普段をから、そうした卑しい者たちに狙われないように、登下校時などは注意していますのよ。それに心配症のお父様が、たまごの護衛を私につけてますから安心なのです。
────でも狡猾な奴らは、雪山での冬期遠足を狙いましたの。
この時期の雪山は大変混みます。たまごの護衛も一緒には付いて行けずに、現地で合流となりました。
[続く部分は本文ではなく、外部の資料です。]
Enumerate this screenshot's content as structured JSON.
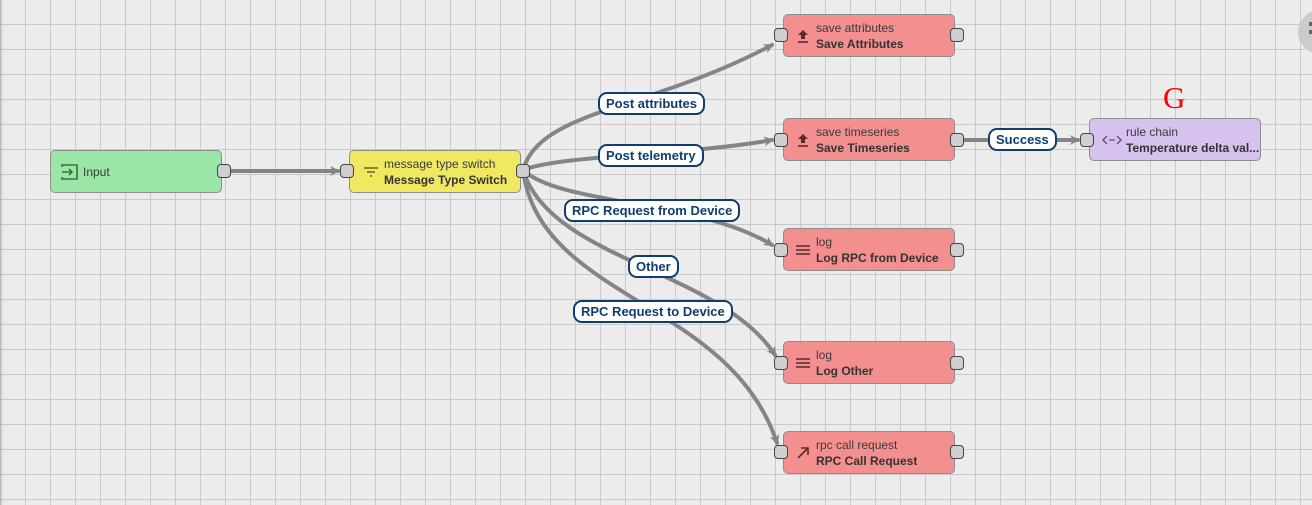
{
  "canvas": {
    "grid": true,
    "background_color": "#ececec",
    "edge_color": "#858585",
    "label_border_color": "#0f3d6e"
  },
  "nodes": {
    "input": {
      "type": "",
      "name": "Input",
      "icon": "input-icon",
      "color": "#9ae6a7"
    },
    "switch": {
      "type": "message type switch",
      "name": "Message Type Switch",
      "icon": "filter-icon",
      "color": "#f1e861"
    },
    "save_attributes": {
      "type": "save attributes",
      "name": "Save Attributes",
      "icon": "upload-icon",
      "color": "#f38f8f"
    },
    "save_timeseries": {
      "type": "save timeseries",
      "name": "Save Timeseries",
      "icon": "upload-icon",
      "color": "#f38f8f"
    },
    "rule_chain": {
      "type": "rule chain",
      "name": "Temperature delta val...",
      "icon": "code-brackets-icon",
      "color": "#d6c2ee"
    },
    "log_rpc": {
      "type": "log",
      "name": "Log RPC from Device",
      "icon": "menu-lines-icon",
      "color": "#f38f8f"
    },
    "log_other": {
      "type": "log",
      "name": "Log Other",
      "icon": "menu-lines-icon",
      "color": "#f38f8f"
    },
    "rpc_call": {
      "type": "rpc call request",
      "name": "RPC Call Request",
      "icon": "arrow-up-right-icon",
      "color": "#f38f8f"
    }
  },
  "edges": [
    {
      "from": "input",
      "to": "switch",
      "label": ""
    },
    {
      "from": "switch",
      "to": "save_attributes",
      "label": "Post attributes"
    },
    {
      "from": "switch",
      "to": "save_timeseries",
      "label": "Post telemetry"
    },
    {
      "from": "switch",
      "to": "log_rpc",
      "label": "RPC Request from Device"
    },
    {
      "from": "switch",
      "to": "log_other",
      "label": "Other"
    },
    {
      "from": "switch",
      "to": "rpc_call",
      "label": "RPC Request to Device"
    },
    {
      "from": "save_timeseries",
      "to": "rule_chain",
      "label": "Success"
    }
  ],
  "overlay": {
    "letter": "G"
  }
}
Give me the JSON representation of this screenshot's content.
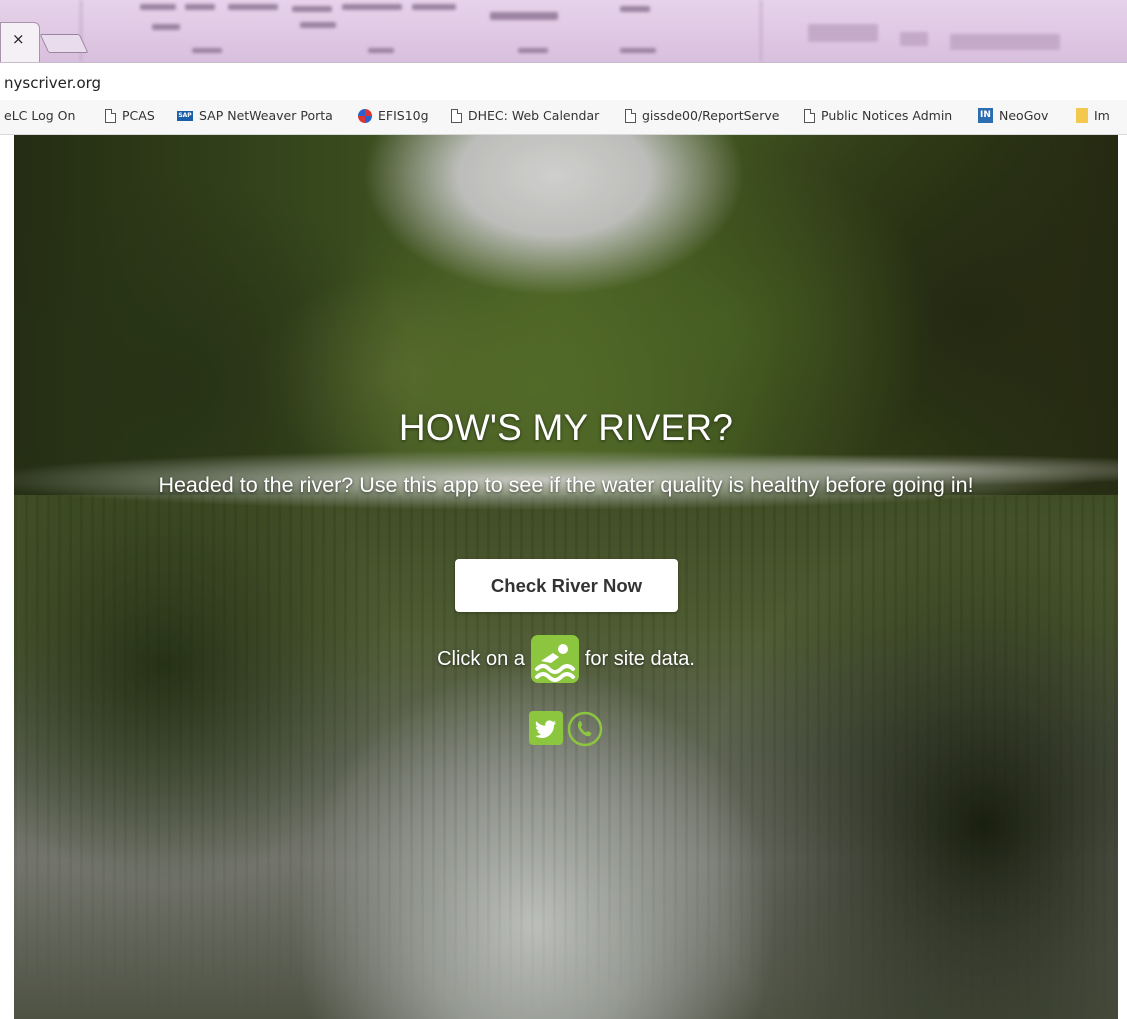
{
  "browser": {
    "tab_close": "×",
    "url": "nyscriver.org",
    "bookmarks": [
      {
        "label": "eLC Log On",
        "icon": "none"
      },
      {
        "label": "PCAS",
        "icon": "document-icon"
      },
      {
        "label": "SAP NetWeaver Porta",
        "icon": "sap-icon"
      },
      {
        "label": "EFIS10g",
        "icon": "globe-icon"
      },
      {
        "label": "DHEC: Web Calendar",
        "icon": "document-icon"
      },
      {
        "label": "gissde00/ReportServe",
        "icon": "document-icon"
      },
      {
        "label": "Public Notices Admin",
        "icon": "document-icon"
      },
      {
        "label": "NeoGov",
        "icon": "in-icon"
      },
      {
        "label": "Im",
        "icon": "folder-icon"
      }
    ]
  },
  "hero": {
    "title": "HOW'S MY RIVER?",
    "subtitle": "Headed to the river? Use this app to see if the water quality is healthy before going in!",
    "cta_label": "Check River Now",
    "click_prefix": "Click on a",
    "click_suffix": "for site data.",
    "accent_color": "#8cc63f"
  },
  "social": {
    "icons": [
      "twitter-icon",
      "phone-icon"
    ]
  }
}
この人混みの中、たまごの護衛が私を見つけられるか心配ですわね。
────私の心配は的中しました。
町中では目立つ目出し帽子。ここではさほど不自然ではないのですもの。
帽子を被った男達は、雪山で一人で雪だるまを作る私を簡単に拐いましたの。
私は猿轡をされて何処かに運ばれました。
男達は私をあまり使われていない山荘に閉じ込め、お父様を脅迫するつもりなのです。
……あれ、雪かきされてる?
男達はガチャガチャと乱暴にドアをこじ開けようとして────急に開いた扉にバランスを失って転がった。
「遅かったじゃない、ユッキ⋯⋯こ?」
この方を私は知っている。お父様のもう一つの仕事、身辺警護を請け負ってる会社の社員の方だわ。
ご挨拶の時にお話ししたから、覚えているもの。
確か、黒いコスモスさんってからかわれていた方────
────ボスッ!!
────ドコッ!!
鈍い音と、倒される男達。
「怪談の正体見たり、なんてね。その子は怖い黒服の元締めの男の子よ。失せなさい」
か、カッコいい〜。女性の方なのに、お父様の部下より強いんじゃないかしら。
よろめく男達のお尻を、黒いコスモス様は容赦なく蹴飛ばします。酔ってらっしゃるのか、ドカドカ倒れる男達をさらに蹴りたぐる黒いコスモス様。
逃げる男達とすれ違うように、たまごの護衛がやって来ました。
「出たわね、妖怪の親玉⋯⋯ご!!」
あっ、駄目よ。そのたまごの護衛は味方なの〜〜〜っ……
────ドカッ!
再び容赦のない黒いコスモスさんのキックが炸裂しました。たまごの護衛が悲鳴をあげて雪山を転がり落ちてゆく────
────たまごだけに、割れなかっただけマシかしら。
「スットラ〜イク!!」
お腹を抱えてケタケタ笑いながら、黒いコスモス様が叫びます。転がるたまごの護衛は、雪だるまになって、悪いやつらを一網打尽にしました。
「僕一人? 雪だるまのお化けも勘違いするものなね」
優しく頭を撫でられ、私は黒いコスモス様に惚れてしまいました。お酒臭くて香りがキツいけれど、何て美しい人なのか⋯⋯私はお礼も言えずボーッとしてしまいました。
そして決心したのです。お父様に庇護されるだけの悪徳令嬢は辞めると。
黒いコスモス────黒里桜子様を守れるような、強い男の子になるんだって。
なろうラジオ大賞5投稿作品を改稿編入致しました。
時系列的には雪山の山荘が壊される前になります。またこのお話は金星人の章に割り込み投稿しました。